The GRF mean parameter, or patch concentration, controls how concentrated resources are in space along a gradient from patchy (sparsely located high-value resources) to smooth (widespread lower-value resources). The GRF scale parameter, or patch size, controls the relative size and continuity of patches in the generated landscape via the spatial autocorrelation in the generated field. Note that the landscape parameters are not completely orthogonal: patchier landscapes have smaller patches than smooth landscapes. These parameters allowed us to explore a range of landscape types, though the behavioral model is not tied to these generated landscapes.

The initial location of foragers was in all cases the midpoint of each landscape, and the boundaries were reflective. In the memory case, the μ vector was reset on hitting a boundary, either randomly for kinesis or according to the angular probability density function for memory, but restricted to the quadrants away from the boundary. While the memory model can lead to home range behavior [24], the kinesis and random walk models are dispersive, and thus using a bounded landscape makes these processes more comparable while providing a conservative estimate for any advantage from memory.

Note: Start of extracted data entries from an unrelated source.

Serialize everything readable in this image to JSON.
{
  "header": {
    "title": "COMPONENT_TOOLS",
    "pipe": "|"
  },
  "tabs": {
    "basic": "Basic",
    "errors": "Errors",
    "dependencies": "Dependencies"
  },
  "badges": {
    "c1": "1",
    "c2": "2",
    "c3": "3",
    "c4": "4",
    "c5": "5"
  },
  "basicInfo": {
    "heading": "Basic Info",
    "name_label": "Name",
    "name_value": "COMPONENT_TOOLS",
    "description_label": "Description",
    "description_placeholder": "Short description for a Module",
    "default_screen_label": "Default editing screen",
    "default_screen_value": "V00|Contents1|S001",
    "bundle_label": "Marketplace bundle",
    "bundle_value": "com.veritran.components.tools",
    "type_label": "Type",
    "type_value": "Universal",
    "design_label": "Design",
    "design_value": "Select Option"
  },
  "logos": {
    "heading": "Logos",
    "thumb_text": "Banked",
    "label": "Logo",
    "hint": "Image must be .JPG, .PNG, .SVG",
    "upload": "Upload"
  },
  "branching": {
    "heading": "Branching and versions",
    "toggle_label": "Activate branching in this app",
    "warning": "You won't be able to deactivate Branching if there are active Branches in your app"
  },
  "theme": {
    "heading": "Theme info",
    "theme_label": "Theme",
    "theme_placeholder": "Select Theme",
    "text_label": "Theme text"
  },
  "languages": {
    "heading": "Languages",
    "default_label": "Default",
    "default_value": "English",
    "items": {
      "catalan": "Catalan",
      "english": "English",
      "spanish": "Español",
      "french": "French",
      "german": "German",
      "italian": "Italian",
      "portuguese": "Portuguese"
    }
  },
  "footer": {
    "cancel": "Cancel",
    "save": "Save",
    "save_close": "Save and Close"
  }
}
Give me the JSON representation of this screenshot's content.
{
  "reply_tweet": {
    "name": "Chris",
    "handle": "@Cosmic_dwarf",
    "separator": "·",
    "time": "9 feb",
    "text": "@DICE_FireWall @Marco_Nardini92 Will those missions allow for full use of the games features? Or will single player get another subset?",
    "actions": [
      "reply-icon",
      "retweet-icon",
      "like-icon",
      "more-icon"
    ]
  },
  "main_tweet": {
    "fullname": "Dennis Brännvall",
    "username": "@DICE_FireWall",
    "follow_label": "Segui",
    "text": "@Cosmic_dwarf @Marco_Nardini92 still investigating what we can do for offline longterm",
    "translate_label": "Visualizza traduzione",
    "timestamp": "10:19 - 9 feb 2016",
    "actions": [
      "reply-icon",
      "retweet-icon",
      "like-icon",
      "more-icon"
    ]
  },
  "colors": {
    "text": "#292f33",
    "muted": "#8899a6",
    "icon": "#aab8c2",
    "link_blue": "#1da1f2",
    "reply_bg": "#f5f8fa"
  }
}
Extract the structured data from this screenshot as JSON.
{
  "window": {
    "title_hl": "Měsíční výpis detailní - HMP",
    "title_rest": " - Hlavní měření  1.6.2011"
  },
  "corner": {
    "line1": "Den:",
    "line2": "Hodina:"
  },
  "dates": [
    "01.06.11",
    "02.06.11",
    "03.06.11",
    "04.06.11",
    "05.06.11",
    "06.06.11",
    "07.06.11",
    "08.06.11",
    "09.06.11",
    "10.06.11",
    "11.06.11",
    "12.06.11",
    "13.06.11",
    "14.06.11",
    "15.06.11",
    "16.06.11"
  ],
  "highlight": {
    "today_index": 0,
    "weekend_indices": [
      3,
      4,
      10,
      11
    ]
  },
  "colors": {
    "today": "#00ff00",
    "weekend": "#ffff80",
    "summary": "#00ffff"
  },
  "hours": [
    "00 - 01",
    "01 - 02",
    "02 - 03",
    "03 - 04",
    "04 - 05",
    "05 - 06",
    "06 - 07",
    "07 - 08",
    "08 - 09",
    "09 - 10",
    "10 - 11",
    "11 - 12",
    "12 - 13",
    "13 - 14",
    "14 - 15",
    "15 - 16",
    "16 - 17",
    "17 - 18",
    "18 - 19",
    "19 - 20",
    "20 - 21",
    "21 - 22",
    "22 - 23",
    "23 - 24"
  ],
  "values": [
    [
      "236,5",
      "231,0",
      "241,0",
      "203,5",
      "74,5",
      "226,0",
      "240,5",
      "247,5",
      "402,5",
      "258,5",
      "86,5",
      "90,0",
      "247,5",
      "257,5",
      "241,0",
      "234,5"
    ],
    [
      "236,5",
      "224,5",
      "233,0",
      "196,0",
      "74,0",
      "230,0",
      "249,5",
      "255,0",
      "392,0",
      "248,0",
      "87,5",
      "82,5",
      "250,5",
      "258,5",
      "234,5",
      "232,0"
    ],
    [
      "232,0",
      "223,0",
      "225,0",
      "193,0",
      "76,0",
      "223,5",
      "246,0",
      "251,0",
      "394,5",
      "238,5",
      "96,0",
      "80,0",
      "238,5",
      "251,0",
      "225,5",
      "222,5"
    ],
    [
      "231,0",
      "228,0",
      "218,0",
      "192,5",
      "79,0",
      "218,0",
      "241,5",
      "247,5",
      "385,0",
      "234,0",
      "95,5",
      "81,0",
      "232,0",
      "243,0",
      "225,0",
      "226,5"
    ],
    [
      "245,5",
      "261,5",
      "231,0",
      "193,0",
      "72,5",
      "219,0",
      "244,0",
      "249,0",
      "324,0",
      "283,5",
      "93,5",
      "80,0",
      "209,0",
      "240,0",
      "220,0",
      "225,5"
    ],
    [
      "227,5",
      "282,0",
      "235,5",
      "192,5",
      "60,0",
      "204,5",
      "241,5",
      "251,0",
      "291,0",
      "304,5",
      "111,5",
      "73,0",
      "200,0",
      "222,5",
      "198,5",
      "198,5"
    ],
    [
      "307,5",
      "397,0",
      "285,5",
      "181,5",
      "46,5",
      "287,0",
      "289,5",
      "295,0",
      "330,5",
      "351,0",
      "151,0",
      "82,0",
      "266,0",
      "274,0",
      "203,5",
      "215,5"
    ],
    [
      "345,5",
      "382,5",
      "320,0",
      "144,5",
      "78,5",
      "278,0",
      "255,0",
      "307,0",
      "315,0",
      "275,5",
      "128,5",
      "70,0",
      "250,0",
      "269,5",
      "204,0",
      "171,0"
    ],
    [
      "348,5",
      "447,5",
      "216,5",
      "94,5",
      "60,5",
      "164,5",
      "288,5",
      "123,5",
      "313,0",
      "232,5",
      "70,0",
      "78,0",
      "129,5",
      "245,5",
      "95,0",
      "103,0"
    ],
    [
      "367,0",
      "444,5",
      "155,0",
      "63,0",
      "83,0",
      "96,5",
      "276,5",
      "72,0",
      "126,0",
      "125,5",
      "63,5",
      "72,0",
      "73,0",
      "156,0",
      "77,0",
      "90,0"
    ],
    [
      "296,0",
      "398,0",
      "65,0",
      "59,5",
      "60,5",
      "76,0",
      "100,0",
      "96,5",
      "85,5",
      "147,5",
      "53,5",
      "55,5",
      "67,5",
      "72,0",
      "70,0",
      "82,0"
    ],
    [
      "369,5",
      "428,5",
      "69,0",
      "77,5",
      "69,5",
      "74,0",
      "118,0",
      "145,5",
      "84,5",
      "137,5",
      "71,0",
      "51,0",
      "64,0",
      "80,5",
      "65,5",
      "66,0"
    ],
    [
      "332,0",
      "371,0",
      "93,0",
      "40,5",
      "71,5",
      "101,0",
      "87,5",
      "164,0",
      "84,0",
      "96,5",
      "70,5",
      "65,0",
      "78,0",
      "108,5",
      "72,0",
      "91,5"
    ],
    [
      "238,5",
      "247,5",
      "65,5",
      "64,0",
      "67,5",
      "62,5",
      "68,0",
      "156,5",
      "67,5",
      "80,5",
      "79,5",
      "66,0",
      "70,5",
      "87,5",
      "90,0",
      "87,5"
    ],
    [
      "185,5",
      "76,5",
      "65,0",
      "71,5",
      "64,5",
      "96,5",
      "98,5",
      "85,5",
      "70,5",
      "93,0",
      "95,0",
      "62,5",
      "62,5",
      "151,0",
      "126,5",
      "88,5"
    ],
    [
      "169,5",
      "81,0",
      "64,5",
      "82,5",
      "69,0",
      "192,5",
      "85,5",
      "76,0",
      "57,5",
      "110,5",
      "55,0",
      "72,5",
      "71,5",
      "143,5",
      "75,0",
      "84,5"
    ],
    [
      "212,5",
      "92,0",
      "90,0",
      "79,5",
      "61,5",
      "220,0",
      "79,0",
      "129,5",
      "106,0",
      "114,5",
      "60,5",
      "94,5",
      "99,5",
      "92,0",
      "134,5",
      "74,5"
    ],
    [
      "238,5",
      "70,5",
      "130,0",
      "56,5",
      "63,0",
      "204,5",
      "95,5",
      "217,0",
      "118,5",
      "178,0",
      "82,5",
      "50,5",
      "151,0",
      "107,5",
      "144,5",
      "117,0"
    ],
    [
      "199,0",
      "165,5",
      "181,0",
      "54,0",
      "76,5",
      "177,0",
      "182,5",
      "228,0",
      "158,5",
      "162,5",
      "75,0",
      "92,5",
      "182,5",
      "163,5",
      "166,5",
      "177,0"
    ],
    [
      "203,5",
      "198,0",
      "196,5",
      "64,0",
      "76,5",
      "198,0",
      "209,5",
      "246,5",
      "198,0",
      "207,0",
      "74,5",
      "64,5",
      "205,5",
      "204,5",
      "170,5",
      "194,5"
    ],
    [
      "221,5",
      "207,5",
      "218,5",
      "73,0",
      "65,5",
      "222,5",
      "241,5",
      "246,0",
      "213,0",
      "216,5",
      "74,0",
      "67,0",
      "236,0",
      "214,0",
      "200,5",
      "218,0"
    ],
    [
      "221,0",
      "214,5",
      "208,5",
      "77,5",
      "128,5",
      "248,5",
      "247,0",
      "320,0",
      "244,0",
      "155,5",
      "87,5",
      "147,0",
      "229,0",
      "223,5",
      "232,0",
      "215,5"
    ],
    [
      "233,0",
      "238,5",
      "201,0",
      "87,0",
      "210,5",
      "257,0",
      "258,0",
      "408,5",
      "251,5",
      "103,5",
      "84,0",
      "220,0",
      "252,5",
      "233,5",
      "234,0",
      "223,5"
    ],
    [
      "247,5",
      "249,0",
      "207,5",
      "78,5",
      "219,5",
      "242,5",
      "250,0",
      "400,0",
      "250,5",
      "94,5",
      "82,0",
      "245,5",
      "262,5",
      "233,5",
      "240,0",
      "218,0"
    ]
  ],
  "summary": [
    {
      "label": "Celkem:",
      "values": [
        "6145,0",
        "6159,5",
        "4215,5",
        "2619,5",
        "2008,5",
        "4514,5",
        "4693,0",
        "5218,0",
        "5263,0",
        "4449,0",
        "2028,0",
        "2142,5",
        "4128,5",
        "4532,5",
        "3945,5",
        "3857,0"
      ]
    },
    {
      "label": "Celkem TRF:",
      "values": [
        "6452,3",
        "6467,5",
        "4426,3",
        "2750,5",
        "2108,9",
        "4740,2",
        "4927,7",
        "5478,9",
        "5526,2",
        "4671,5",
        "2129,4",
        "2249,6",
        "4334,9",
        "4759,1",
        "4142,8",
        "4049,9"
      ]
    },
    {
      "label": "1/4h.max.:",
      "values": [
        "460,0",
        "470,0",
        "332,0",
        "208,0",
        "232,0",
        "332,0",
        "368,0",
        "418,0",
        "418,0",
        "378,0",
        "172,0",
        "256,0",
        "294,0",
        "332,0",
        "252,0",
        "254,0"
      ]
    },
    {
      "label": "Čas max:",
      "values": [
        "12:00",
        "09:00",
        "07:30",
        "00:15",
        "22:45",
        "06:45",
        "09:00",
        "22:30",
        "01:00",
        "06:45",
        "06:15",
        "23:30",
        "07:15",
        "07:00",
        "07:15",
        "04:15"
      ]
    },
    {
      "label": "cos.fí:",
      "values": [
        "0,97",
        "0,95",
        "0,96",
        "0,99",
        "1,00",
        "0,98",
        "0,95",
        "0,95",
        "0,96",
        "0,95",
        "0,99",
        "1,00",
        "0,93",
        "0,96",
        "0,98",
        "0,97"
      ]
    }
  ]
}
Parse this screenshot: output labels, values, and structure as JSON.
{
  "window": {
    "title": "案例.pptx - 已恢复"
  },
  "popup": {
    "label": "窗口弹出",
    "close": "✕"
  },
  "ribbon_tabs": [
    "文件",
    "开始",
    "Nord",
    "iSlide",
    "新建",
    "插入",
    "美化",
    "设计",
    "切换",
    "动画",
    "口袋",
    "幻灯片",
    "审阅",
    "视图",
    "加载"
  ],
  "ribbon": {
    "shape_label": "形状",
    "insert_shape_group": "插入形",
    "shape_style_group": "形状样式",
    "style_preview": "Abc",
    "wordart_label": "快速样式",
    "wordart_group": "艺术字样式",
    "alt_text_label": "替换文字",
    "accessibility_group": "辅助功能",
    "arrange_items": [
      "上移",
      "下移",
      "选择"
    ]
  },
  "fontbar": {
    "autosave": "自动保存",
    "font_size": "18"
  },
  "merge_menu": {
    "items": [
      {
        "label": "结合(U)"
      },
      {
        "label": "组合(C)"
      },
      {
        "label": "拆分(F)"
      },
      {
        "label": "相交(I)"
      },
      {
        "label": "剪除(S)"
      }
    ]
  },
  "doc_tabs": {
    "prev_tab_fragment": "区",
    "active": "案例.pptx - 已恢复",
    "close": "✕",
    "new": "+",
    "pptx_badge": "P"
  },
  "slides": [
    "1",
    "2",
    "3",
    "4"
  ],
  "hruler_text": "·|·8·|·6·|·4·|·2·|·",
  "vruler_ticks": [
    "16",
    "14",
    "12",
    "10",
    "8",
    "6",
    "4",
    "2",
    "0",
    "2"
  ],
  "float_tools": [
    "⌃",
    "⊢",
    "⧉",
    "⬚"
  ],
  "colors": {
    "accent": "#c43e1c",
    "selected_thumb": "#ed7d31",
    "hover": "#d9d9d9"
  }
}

The primary metric used to evaluate simulations was total consumption, i.e., the sum of the forager’s consumption (Eq 2) over the fixed duration of each simulation (1000 time steps). Additional metrics were habitat usage (time spent in areas of zero resources and the four quartiles of resources for areas with positive quality) and time spent in each behavioral state, searching and feeding, for kinesis and memory movement processes.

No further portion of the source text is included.